Siang itu di weekend yang cukup cerah di Jakarta, aku dan istriku sedang mencoba menyuapi anakku makan siang. Tapi susahnya itu loch... Eh, koq ada suara tukang topeng monyet yach. Ya udah aku panggil aja dia dan mulailah dia menggelar dagangannya dan si Topeng Monyet pun menari, berlari ataupun berjalan sesuai perintah sang pawang.

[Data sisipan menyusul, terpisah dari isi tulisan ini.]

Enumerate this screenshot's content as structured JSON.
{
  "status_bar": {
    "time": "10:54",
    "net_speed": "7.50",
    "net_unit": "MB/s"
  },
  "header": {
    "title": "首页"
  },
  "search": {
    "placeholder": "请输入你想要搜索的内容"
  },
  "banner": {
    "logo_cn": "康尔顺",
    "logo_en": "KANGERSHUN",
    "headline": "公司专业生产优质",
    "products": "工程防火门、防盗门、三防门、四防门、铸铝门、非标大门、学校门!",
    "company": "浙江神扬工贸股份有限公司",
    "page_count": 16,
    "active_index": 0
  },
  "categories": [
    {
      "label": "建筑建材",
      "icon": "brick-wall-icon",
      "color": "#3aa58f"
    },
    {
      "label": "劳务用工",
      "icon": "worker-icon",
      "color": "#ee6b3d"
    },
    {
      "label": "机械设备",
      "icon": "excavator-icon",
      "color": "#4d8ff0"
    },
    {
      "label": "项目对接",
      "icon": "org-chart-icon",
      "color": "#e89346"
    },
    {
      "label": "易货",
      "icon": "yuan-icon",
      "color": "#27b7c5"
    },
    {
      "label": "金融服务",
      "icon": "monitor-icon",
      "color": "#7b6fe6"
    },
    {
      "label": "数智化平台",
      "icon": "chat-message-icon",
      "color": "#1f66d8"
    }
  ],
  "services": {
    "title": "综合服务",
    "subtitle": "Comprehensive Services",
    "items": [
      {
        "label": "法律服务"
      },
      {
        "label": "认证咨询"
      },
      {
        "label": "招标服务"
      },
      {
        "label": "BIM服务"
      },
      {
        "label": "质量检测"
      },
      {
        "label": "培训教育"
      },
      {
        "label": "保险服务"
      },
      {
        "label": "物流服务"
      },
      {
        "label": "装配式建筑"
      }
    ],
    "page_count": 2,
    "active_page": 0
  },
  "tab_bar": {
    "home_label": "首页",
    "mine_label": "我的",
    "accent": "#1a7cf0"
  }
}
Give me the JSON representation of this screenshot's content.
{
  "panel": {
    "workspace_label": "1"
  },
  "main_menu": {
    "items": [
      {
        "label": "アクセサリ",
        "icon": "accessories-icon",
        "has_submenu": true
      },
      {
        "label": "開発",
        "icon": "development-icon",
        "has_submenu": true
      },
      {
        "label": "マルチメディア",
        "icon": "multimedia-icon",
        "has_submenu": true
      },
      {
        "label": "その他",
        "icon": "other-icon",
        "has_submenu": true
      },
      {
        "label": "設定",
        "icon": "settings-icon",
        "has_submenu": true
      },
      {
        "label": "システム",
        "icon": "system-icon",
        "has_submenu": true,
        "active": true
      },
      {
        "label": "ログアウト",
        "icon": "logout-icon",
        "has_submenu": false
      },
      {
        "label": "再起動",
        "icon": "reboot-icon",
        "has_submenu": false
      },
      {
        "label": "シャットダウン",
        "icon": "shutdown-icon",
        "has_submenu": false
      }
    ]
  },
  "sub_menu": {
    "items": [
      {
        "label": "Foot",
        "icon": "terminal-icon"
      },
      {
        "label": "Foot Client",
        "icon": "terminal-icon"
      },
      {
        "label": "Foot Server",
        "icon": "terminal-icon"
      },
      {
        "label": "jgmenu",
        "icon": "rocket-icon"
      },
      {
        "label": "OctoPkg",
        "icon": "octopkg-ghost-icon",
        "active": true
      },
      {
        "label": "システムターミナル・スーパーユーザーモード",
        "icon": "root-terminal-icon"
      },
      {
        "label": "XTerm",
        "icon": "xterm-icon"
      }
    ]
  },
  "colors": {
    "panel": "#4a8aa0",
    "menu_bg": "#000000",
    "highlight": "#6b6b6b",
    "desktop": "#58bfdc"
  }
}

Terkadang kasihan juga sich ngeliat dia dipukul kala dia tak menuruti perintah si pawang, dan duch itu rantai yang melingkar di lehernya membuatku trenyuh dan jadi iba. Dia yang mustinya bisa bergelantungan dari dahan pohon ke dahan yang lain, bermain dan bercanda dengan sanak saudaranya sekarang musti pake baju dan bergerak seperti kemauan sang Pawang.

Ketika matanya menatapku dengan tanpa berkata-kata seolah-olah dia ingin mengadukan nasibnya yang terhina ini. Tak lagi bebas berkeliaran di hutan-hutan Indonesia. Pilihannya hanyalah menyambung hidup atau mati karena tak ada lagi hutan rimba di Indonesia. Duh Gusti, negeri ini yang indah semakin hancur aja. Tak adakah lagi orang yang peduli dengan hutan kita? Tak bisakah kita menyelamatkannya untuk anak cucu kita kelak?? Seperti firman Allah SWT dalam Al-Qur'an, "Afaala Ta'qiluun".. "Apakah kamu tidak berpikir?"